Trends Stitcher
- Chris Green
- 3 minutes ago
- 3 min read
TL;DR
We need to use Google Trends data more as the rest of our click/attribution data will degrade because of AI search.
Google Trends scales each query independently to 0–100. You can compare up to 5 terms together, but anything more breaks down.
Introducing a workaround - Trend-Stitching (link below).
You get a single comparable dataset where every term can be meaningfully compared, even if they never appeared in the same batch.
To access the Trends Stitcher, click here > https://trends-stitcher.streamlit.app/
Why do we need to Stitch Google Trends Together?
Google Trends is great, but it has one significant quirk/annoyance
Every query is scaled independently to a 0–100 range.
“100” means the peak search interest within that query, not across queries.
So if you download “Nike” and “Adidas” separately, each will show a 0–100 scale... but you can’t tell if Nike is x2, x5, or x10 more searched than Adidas.
For example:
"Nike" > 100 in June = Nike’s personal peak
"Puma" > 100 in March = Puma’s personal peak.

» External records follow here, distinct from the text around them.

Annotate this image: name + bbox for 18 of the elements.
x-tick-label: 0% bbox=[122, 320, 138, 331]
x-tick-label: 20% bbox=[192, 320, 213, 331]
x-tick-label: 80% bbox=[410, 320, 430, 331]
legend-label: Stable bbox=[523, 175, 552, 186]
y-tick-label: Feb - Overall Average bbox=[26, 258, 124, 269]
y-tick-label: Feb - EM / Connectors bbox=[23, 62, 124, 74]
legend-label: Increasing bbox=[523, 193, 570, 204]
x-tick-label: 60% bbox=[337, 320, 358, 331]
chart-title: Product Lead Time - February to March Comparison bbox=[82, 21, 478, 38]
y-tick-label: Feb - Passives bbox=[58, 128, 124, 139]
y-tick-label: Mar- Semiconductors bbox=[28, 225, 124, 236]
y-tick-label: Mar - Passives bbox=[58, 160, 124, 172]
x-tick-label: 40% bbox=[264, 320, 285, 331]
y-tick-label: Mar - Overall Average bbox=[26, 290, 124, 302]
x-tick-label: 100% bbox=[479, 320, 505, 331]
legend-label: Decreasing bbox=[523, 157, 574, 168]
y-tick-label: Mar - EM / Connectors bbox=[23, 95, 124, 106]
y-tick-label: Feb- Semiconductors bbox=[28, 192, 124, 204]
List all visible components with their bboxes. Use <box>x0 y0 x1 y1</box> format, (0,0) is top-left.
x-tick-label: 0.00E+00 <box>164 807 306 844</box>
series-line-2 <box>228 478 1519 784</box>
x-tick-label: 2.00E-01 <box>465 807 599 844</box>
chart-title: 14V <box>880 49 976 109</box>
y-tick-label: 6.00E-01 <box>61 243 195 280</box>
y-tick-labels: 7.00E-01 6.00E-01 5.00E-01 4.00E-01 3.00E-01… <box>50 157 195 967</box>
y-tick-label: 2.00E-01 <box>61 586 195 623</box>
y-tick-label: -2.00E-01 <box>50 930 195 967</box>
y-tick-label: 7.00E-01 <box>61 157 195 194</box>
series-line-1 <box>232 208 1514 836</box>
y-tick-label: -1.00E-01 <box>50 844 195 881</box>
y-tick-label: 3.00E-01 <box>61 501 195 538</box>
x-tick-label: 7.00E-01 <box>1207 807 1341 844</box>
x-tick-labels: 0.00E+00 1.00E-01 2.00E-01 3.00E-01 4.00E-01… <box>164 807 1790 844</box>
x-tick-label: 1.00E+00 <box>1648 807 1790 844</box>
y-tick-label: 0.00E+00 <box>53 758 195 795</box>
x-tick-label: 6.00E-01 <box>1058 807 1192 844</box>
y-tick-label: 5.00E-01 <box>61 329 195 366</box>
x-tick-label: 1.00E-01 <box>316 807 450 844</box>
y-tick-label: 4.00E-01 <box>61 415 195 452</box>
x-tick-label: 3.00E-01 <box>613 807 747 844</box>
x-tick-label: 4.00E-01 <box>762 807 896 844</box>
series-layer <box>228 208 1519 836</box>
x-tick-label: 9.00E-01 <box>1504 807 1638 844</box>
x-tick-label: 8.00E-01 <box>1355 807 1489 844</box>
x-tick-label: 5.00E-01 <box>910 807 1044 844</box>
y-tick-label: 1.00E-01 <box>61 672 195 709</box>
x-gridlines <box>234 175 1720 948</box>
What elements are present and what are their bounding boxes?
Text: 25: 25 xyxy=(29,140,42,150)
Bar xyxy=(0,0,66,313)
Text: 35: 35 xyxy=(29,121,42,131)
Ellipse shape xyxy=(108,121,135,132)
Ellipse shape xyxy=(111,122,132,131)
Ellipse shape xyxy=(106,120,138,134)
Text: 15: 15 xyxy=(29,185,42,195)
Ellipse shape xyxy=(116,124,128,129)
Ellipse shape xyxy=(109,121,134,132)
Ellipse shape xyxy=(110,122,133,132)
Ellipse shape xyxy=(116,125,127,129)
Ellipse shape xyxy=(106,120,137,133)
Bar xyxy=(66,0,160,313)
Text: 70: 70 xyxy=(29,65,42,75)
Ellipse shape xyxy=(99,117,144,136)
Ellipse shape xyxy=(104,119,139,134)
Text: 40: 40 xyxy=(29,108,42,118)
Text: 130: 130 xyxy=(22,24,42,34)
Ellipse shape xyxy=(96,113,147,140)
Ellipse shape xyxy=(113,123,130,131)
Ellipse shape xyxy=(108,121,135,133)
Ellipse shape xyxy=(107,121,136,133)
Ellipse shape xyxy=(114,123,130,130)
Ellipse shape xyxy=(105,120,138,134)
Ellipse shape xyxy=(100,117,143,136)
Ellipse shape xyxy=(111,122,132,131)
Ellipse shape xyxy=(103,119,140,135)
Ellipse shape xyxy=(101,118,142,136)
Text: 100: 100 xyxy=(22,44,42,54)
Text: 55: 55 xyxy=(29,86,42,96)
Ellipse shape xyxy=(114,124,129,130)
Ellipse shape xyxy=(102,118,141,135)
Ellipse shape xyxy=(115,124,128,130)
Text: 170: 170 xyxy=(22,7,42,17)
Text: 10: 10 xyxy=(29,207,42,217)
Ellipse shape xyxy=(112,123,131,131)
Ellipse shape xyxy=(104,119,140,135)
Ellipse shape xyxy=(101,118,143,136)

Nike’s 100 equal Puma’s
This is why raw Trends data is not directly comparable across different queries. If you search up top 5 together it can work-around this, but if you want to use more terms, it can be challenging.
To compare terms, we need a way to put them all on the same scale. Trend-stitching does this by:
Google Trends only lets you compare 5 terms at a time. This groups your list into overlapping batches so every term co-occurs with others at least once.

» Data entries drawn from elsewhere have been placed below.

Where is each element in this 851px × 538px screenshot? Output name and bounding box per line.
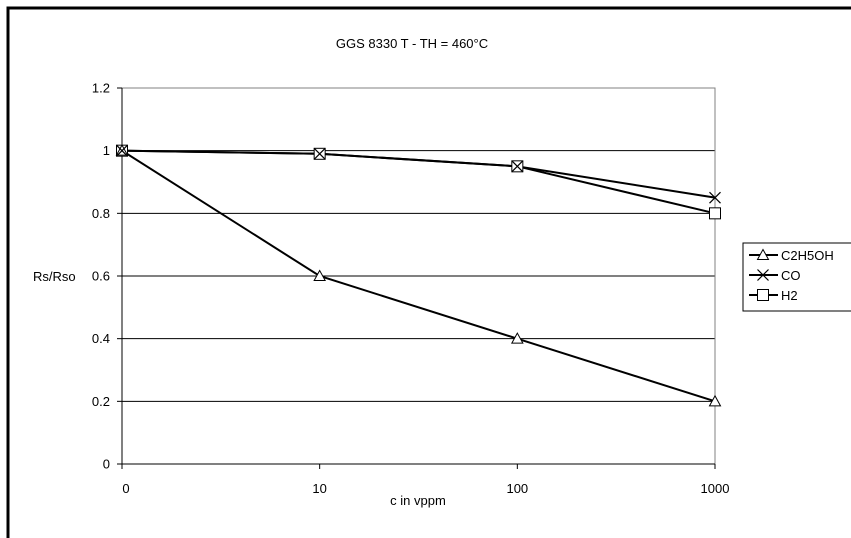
- marker-stroke: [757, 269, 769, 281]
- y-tick-label: 0.4: [92, 331, 110, 346]
- series-lines: [121, 149, 716, 403]
- x-tick-label: 100: [506, 481, 528, 496]
- data-point-co: [709, 191, 721, 204]
- gridlines: [122, 150, 715, 402]
- y-axis-title: Rs/Rso: [33, 269, 76, 284]
- x-tick-label: 1000: [701, 481, 730, 496]
- chart-area-border: [6, 6, 851, 538]
- data-point-c2h5oh: [313, 269, 327, 281]
- data-point-co: [511, 160, 524, 173]
- legend-marker-c2h5oh: [756, 248, 770, 260]
- y-tick-label: 1: [103, 143, 110, 158]
- data-point-c2h5oh: [708, 394, 722, 407]
- chart-title: GGS 8330 T - TH = 460°C: [336, 36, 488, 51]
- series-markers: [115, 144, 722, 407]
- data-point-co: [313, 147, 326, 160]
- x-tick-label: 10: [312, 481, 326, 496]
- legend-label-h2: H2: [781, 288, 798, 303]
- x-tick-label: 0: [122, 481, 129, 496]
- series-line-h2: [121, 149, 716, 215]
- data-point-c2h5oh: [510, 332, 524, 344]
- legend: C2H5OH CO H2: [742, 242, 851, 312]
- y-tick-label: 0.8: [92, 206, 110, 221]
- y-tick-label: 0.6: [92, 269, 110, 284]
- y-tick-label: 0.2: [92, 394, 110, 409]
- data-point-h2: [709, 207, 721, 220]
- legend-marker-h2: [757, 289, 769, 301]
- y-tick-label: 0: [103, 457, 110, 472]
- legend-marker-co: [757, 269, 769, 281]
- y-tick-label: 1.2: [92, 81, 110, 96]
- marker-stroke: [709, 191, 721, 204]
- x-axis-title: c in vppm: [390, 493, 446, 508]
- series-line-c2h5oh: [121, 149, 716, 403]
- x-axis: 0 10 100 1000: [121, 463, 730, 496]
- data-point-co: [116, 144, 128, 157]
- legend-label-co: CO: [781, 268, 801, 283]
- legend-label-c2h5oh: C2H5OH: [781, 248, 834, 263]
- marker-stroke: [116, 144, 128, 157]
- marker-stroke: [313, 147, 326, 160]
- marker-stroke: [511, 160, 524, 173]
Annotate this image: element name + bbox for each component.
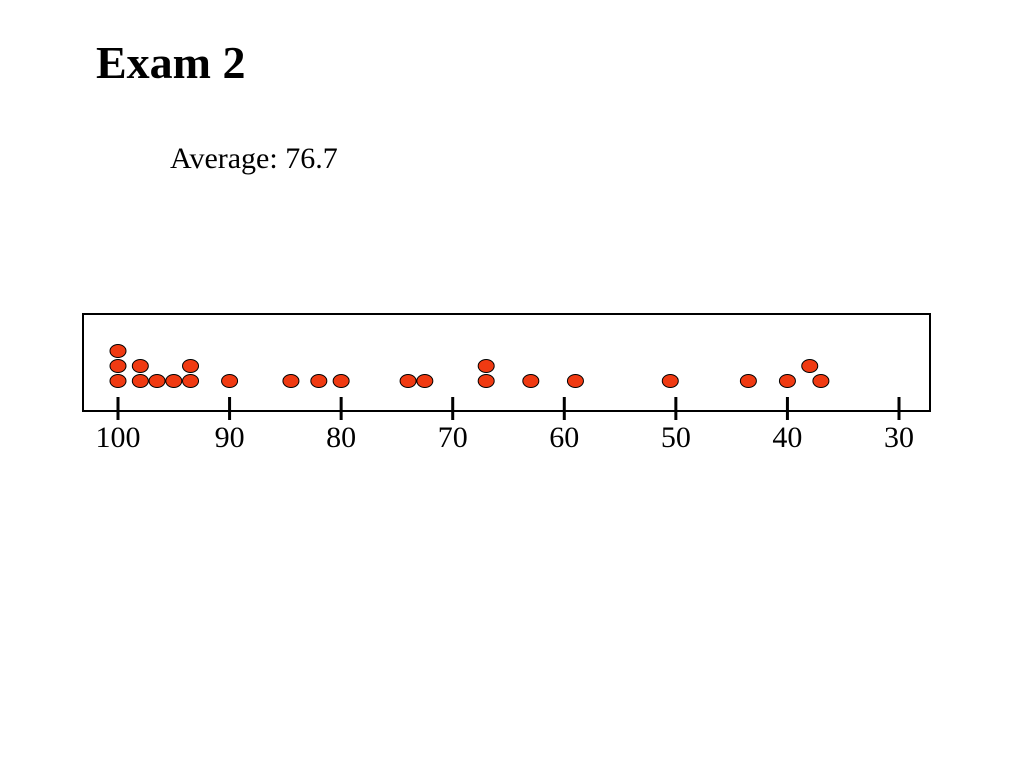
data-point — [778, 374, 796, 388]
x-axis-ticks — [116, 397, 901, 420]
data-point — [661, 374, 679, 388]
data-point — [182, 374, 200, 388]
data-point — [165, 374, 183, 388]
x-tick-label: 70 — [438, 421, 468, 454]
x-tick-label: 100 — [96, 421, 141, 454]
plot-frame — [82, 313, 931, 412]
data-point — [416, 374, 434, 388]
data-point — [332, 374, 350, 388]
data-point — [522, 374, 540, 388]
x-tick-label: 50 — [661, 421, 691, 454]
data-point — [477, 374, 495, 388]
data-point — [221, 374, 239, 388]
data-point — [801, 359, 819, 373]
data-point — [282, 374, 300, 388]
average-label: Average: 76.7 — [170, 142, 338, 175]
data-point — [131, 359, 149, 373]
x-tick-label: 30 — [884, 421, 914, 454]
data-point — [812, 374, 830, 388]
data-point — [310, 374, 328, 388]
data-point — [739, 374, 757, 388]
data-point — [109, 374, 127, 388]
data-point — [148, 374, 166, 388]
data-points — [109, 344, 830, 388]
x-tick-label: 60 — [549, 421, 579, 454]
data-point — [399, 374, 417, 388]
data-point — [182, 359, 200, 373]
data-point — [109, 359, 127, 373]
data-point — [477, 359, 495, 373]
x-axis-tick-labels: 100 90 80 70 60 50 40 30 — [96, 421, 915, 454]
data-point — [131, 374, 149, 388]
data-point — [566, 374, 584, 388]
slide-title: Exam 2 — [96, 37, 246, 88]
x-tick-label: 90 — [215, 421, 245, 454]
x-tick-label: 40 — [772, 421, 802, 454]
data-point — [109, 344, 127, 358]
x-tick-label: 80 — [326, 421, 356, 454]
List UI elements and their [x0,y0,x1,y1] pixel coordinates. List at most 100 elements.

When two terms appear in the same batch, we can compute their relative ratio. Example:
In one batch, Nike = 100, Adidas = 60→ Nike is ~1.67× Adidas.

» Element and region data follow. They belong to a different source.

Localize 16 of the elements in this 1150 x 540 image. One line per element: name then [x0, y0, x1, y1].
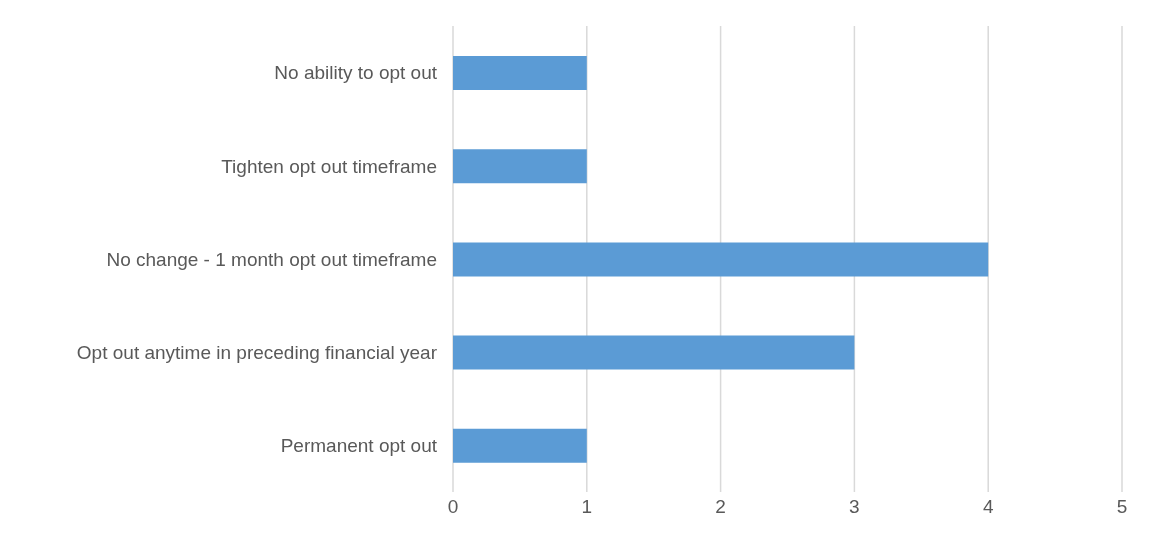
bar: [453, 335, 855, 370]
x-tick-label: 0: [447, 496, 459, 518]
y-tick-label: Opt out anytime in preceding financial year: [76, 341, 438, 363]
x-tick-label: 1: [581, 496, 593, 518]
x-tick-label: 2: [715, 496, 726, 518]
bar: [453, 149, 587, 184]
x-tick-label: 5: [1116, 496, 1128, 518]
y-tick-label: Permanent opt out: [280, 435, 438, 457]
y-tick-label: No change - 1 month opt out timeframe: [106, 248, 437, 270]
x-tick-label: 3: [849, 496, 860, 518]
y-tick-label: Tighten opt out timeframe: [221, 155, 437, 177]
bar: [453, 56, 587, 90]
x-tick-label: 4: [982, 496, 994, 518]
bar: [453, 242, 989, 277]
bar: [453, 428, 587, 463]
y-tick-label: No ability to opt out: [274, 62, 438, 84]
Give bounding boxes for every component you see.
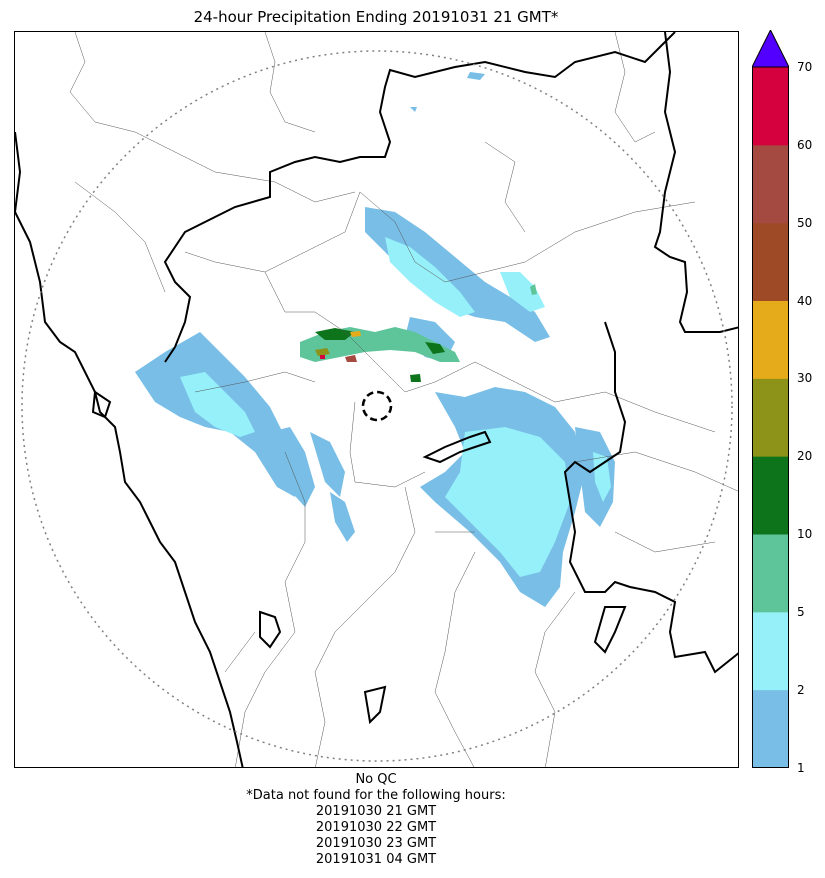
colorbar-tick-label: 5 — [797, 604, 805, 619]
precip-cell-8 — [410, 374, 421, 382]
colorbar-outline — [752, 66, 789, 768]
precip-heavy — [300, 284, 537, 382]
district-borders — [69, 32, 738, 767]
colorbar-bin — [752, 222, 789, 301]
colorbar-bin — [752, 611, 789, 691]
precip-cell-2 — [315, 328, 355, 340]
state-border-east — [653, 32, 738, 333]
colorbar-tick-label: 1 — [797, 760, 805, 775]
colorbar-tick-label: 30 — [797, 371, 813, 386]
precip-cell-6 — [320, 355, 325, 359]
precip-cell-9 — [530, 284, 537, 295]
precip-band-south — [330, 492, 355, 542]
missing-hour: 20191030 22 GMT — [315, 820, 437, 835]
precip-core-north — [385, 237, 475, 317]
map-footer: No QC *Data not found for the following … — [0, 772, 752, 868]
missing-hour: 20191031 04 GMT — [315, 852, 437, 867]
colorbar-tick-label: 2 — [797, 682, 805, 697]
colorbar-bin — [752, 67, 789, 146]
colorbar-tick-label: 50 — [797, 215, 813, 230]
precip-core-ne — [500, 272, 545, 312]
coastline — [15, 131, 244, 767]
radar-site-marker — [361, 390, 393, 422]
state-borders — [15, 32, 738, 767]
colorbar-bin — [752, 300, 789, 379]
colorbar-bin — [752, 378, 789, 457]
precip-core-east — [445, 427, 570, 577]
missing-hour: 20191030 23 GMT — [315, 836, 437, 851]
precip-cell-3 — [425, 342, 445, 354]
colorbar-overflow-arrow — [752, 30, 789, 68]
precip-core-far-east — [593, 452, 611, 502]
precip-band-north — [365, 207, 550, 342]
precip-cell-5 — [350, 331, 361, 337]
enclave-4 — [91, 390, 112, 419]
precip-band-mid — [310, 432, 345, 497]
state-border-southeast — [563, 321, 738, 674]
range-ring — [21, 50, 733, 762]
colorbar-tick-label: 60 — [797, 137, 813, 152]
precip-band-sw — [270, 427, 315, 507]
inner-boundary — [422, 430, 492, 464]
map-title: 24-hour Precipitation Ending 20191031 21… — [193, 8, 559, 26]
colorbar-tick-label: 20 — [797, 449, 813, 464]
colorbar-tick-label: 40 — [797, 293, 813, 308]
colorbar-bin — [752, 534, 789, 613]
precip-core-west — [180, 372, 255, 437]
precip-colorbar — [752, 30, 789, 768]
precip-speck-2 — [410, 107, 417, 112]
enclave-2 — [259, 610, 282, 649]
missing-data-note: *Data not found for the following hours: — [246, 788, 506, 803]
precip-speck-1 — [467, 72, 485, 80]
colorbar-tick-label: 10 — [797, 527, 813, 541]
precip-cell-4 — [315, 348, 330, 356]
colorbar-tick-label: 70 — [797, 60, 813, 74]
colorbar-bin — [752, 456, 789, 535]
precip-moderate — [180, 237, 611, 577]
map-canvas — [15, 32, 738, 767]
state-border-north — [163, 32, 676, 363]
enclave-1 — [593, 606, 627, 654]
precip-cell-7 — [345, 355, 357, 362]
colorbar-bin — [752, 689, 789, 768]
colorbar-bin — [752, 144, 789, 224]
missing-hour: 20191030 21 GMT — [315, 804, 437, 819]
enclave-3 — [363, 685, 387, 725]
qc-status: No QC — [355, 772, 397, 787]
precipitation-map — [14, 31, 739, 768]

Stitching connects all terms through these overlaps. Even if “Puma” never directly co-occurred with “Nike,” we can link them via “Adidas” or another shared term.
Consensus scaling (no single pivot)
Instead of picking one “anchor” (which can distort results if it’s too popular or too niche), this solves a system of equations across all ratios.
It gives each term a global scale factor (how much it needs to be stretched/shrunk).
Then it is normalised so that the maximum across all terms & time = 100.
Every term is now on the same comparable scale, even if they never appeared in the same batch.
How to Use
Using it is pretty simple:
Enter your API key in the sidebar (get one at serpapi.com)
Add search terms (one per line)
(Optional) Configure:
Geo (e.g., US, GB)
Timeframe (e.g., "today 5-y", "all")
Batch size (max 5 terms per request)
Run Analysis - wait for results. First run may take longer.
Advanced Options
Date filtering - restrict to custom start/end dates (if needed)
Smoothing - add rolling averages (3, 7, 30, 90, 365 days), which can make longer series easier to read
Cache - speed up repeated runs (can clear/disable if stale), can help reduce API calls especially as Streamlit can refresh often when you don't mean it too!
Outputs
Main Chart
This is the main thing we're looking for, a chart with all the trends in a comparable fashion.
Interactive line chart, all terms on the same 0–100 scale
Click legend items to toggle terms
Full normalized dataset, downloadable as CSV
You might notice it gets a bit cramped, but you can download the data to CSV later if this is an issue.
Year-on-Year (YoY)
This was mainly to offset how hard it is to report on yearly trends out of the Trends UI:
Current vs prior year chart
% change vs previous year
Downloadable YoY table
The easiest way to read this is trends over the red-dotted line are growing, trends below are declining.
Explainability
This is where we look at how the tool stitched the terms. You probably won't need this, but this it what it displays:
Pivot scores - which terms make good anchors
Consensus scale factors - how each term was adjusted
Downloadable CSVs for all details
An "anchor" term is what is used to score all the other terms by - so increased or decreased. The scale factors are how much the original trend was changed by. It'll warn if the scale ratio is too high as this means that some large trends will mean the smaller ones are hard to analyse.
Any/All Feedback welcome!
I need to keep testing this and validating the outputs + I have a wishlist of features/ways to integrate this into to other workflows, but I'd love to hear about your experiences here.